Plaintiffs further allege that expert testimony will show that the raw data used by Dr. Glick does not support her conclusion that Craig was unfit, that she relied on tests that were inappropriate for fitness for duty examinations, and that there were tests she could have used but did not, to address any alleged concerns. FAC ¶ 72. Plaintiffs allege that this was because Dr. Glick was looking for any reason to find Craig unfit. Id.

Accordingly, taking Plaintiffs' factual allegations as true, which the Court must do at this stage, the Court denies Dr. Glick's motion to dismiss because Plaintiffs have alleged sufficient facts to support § 1983 liability against Dr. Glick as a state actor.
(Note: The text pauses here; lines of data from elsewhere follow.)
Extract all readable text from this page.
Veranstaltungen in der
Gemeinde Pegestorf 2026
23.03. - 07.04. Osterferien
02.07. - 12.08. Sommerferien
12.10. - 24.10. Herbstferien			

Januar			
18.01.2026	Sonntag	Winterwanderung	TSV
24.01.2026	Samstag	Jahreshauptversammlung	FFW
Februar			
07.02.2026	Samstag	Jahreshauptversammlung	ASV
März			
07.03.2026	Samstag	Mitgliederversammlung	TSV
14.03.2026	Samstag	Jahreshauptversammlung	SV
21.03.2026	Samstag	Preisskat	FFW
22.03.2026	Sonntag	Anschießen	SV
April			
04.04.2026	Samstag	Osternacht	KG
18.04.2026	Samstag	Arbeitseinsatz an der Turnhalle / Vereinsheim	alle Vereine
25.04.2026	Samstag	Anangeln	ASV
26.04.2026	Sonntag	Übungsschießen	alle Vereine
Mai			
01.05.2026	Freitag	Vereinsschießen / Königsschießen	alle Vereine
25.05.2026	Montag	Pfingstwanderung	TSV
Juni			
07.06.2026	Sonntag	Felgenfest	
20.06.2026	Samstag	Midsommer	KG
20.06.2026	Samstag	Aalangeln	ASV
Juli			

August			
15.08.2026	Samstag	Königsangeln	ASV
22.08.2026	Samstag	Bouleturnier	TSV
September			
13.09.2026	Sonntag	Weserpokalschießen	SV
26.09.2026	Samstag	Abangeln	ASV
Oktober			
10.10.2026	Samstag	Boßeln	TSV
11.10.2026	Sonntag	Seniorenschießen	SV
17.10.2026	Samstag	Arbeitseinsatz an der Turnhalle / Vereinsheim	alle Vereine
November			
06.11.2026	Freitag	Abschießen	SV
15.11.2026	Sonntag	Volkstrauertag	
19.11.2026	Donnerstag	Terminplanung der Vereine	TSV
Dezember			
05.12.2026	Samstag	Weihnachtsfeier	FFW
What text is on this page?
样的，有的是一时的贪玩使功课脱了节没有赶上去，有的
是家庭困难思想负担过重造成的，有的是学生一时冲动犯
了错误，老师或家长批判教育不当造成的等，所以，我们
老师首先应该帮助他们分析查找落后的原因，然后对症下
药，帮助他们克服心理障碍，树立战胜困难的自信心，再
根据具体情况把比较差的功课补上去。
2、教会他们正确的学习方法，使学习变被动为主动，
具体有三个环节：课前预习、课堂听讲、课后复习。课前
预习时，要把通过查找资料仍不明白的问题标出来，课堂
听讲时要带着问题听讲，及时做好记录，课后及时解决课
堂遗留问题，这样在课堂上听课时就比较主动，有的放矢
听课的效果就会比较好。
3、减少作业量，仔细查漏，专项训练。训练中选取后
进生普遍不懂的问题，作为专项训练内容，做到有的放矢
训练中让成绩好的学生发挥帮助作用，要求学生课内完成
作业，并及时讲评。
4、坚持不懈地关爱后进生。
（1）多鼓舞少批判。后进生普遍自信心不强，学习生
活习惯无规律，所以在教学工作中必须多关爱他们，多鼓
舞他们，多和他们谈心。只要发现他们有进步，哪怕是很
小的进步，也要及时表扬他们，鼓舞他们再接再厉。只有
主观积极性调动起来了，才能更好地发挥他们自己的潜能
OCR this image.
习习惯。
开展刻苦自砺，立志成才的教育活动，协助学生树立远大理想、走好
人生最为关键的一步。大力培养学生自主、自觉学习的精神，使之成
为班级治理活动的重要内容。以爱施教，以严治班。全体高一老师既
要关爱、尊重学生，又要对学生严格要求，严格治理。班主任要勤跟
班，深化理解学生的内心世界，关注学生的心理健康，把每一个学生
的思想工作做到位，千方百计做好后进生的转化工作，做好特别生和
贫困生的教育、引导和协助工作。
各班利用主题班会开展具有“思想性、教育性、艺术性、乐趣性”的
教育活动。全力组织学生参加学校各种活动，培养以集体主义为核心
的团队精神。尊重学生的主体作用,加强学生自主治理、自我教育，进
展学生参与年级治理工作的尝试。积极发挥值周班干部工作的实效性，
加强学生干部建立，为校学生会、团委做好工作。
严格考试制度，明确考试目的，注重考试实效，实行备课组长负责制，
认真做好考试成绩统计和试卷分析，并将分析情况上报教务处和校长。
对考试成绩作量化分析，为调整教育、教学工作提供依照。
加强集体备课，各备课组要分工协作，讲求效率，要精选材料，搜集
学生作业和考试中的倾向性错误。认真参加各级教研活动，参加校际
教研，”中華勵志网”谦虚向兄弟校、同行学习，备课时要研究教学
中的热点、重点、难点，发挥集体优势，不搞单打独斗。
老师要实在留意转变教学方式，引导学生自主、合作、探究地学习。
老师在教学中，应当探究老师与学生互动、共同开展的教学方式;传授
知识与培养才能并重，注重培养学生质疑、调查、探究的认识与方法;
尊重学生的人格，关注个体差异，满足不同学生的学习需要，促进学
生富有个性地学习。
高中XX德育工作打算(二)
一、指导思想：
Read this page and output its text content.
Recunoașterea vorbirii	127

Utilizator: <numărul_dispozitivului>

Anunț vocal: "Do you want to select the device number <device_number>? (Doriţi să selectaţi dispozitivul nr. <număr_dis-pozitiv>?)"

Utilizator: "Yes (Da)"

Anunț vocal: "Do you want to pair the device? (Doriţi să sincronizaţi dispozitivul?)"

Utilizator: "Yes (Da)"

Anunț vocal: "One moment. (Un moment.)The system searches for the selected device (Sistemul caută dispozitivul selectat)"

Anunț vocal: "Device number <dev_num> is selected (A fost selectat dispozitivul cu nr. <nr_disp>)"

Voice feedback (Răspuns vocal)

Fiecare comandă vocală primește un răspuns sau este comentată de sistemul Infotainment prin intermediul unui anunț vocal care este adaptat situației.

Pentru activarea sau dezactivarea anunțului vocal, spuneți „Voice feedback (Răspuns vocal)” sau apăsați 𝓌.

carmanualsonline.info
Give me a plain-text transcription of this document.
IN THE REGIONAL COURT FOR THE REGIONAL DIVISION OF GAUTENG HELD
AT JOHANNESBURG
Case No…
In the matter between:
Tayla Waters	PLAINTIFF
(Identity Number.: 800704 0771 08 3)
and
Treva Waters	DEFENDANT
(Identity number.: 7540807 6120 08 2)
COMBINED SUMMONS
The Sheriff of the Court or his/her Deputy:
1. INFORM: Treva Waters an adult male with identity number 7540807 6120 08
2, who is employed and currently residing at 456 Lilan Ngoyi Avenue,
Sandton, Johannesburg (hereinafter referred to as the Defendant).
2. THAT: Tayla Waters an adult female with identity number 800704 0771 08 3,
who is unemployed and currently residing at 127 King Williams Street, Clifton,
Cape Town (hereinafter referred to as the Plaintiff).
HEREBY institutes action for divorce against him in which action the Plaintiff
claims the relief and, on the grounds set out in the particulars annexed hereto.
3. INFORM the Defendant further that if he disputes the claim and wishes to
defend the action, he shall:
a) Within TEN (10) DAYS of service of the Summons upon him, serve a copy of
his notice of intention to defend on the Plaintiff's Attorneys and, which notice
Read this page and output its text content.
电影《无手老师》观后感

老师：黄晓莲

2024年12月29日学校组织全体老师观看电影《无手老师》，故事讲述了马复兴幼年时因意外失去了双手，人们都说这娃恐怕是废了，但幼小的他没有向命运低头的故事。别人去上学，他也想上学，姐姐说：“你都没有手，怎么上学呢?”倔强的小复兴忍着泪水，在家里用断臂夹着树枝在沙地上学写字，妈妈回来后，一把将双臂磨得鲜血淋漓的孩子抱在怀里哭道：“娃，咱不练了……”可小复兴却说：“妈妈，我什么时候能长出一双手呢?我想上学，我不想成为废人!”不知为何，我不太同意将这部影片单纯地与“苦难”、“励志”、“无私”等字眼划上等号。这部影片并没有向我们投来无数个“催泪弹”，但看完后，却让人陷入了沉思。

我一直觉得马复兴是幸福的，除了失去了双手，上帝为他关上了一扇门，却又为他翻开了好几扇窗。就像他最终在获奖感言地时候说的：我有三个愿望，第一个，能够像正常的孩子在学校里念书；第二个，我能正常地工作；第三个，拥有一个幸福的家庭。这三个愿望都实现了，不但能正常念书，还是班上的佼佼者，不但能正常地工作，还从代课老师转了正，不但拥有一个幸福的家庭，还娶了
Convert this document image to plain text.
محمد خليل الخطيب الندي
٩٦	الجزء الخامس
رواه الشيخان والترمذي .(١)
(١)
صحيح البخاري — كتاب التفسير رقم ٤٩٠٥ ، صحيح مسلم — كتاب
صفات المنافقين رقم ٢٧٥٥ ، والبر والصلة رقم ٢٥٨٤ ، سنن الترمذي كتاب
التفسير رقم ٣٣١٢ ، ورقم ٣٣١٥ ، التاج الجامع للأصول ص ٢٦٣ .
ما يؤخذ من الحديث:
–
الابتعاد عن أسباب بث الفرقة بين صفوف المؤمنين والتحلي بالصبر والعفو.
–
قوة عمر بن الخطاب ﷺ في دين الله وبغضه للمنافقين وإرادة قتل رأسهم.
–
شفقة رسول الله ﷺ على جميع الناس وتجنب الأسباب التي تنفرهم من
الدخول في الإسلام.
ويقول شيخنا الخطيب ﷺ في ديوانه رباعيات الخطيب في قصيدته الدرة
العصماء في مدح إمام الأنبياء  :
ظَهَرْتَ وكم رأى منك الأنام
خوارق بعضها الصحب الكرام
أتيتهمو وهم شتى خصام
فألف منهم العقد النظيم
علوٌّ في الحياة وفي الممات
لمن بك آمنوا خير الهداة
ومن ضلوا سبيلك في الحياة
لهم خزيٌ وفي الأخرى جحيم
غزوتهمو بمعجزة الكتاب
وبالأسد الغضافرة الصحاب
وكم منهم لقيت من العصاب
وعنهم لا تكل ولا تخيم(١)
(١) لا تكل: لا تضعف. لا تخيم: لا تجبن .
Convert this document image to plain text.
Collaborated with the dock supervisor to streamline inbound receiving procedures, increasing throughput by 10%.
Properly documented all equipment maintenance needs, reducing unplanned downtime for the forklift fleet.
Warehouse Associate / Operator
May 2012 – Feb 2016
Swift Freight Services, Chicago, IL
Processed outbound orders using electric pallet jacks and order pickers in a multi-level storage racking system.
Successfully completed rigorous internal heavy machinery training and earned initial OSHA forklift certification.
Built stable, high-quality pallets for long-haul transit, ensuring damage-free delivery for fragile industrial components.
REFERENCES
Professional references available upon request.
2. Defendant's motion to strike Plaintiffs' claims for punitive damages against Dr. Glick is denied

The Ninth Circuit has stated that: "`[i]t is well-established that a `jury may award punitive damages under section 1983 either when a defendant's conduct was driven by evil motive or intent, or when it involved a reckless or callous indifference to the constitutional rights of others."'" Dang v. Cross, 422 F.3d 800, 807 (9th Cir. 2005). Further, "clear, malicious, wanton, or oppressive acts or omissions are within the boundaries of traditional tort standards for assessing punitive damages and foster `deterrence and punishment over and above that provided by compensatory awards.'" Dang, 422 F.3d at 807 (quoting Smith v. Wade, 461 U.S. 30, 45 n.12, 54 (1983)).

Here, the allegations against Dr. Glick, in particular, that she essentially tailored her report to the outcome that Baldiviez allegedly wanted by providing drafts of the report to Baldiviez and the City Attorney, are sufficient to show that Dr. Glick acted with at least reckless indifference. Thus, at the pleading stage, Plaintiffs's request for punitive damages survives a motion to strike.

Conclusion

Accordingly, Dr. Glick's motion to dismiss and/or strike is denied.

IT IS SO ORDERED.

FootNotes


1. Defendant moves to strike paragraphs 70 and 71 pertaining to Dr. Glick's examination of another police officer, arguing that these allegations add nothing to Plaintiffs' claims. These allegations are not "redundant, immaterial, impertinent or scandalous" to justify striking them under Federal Rule of Civil Procedure 12(f).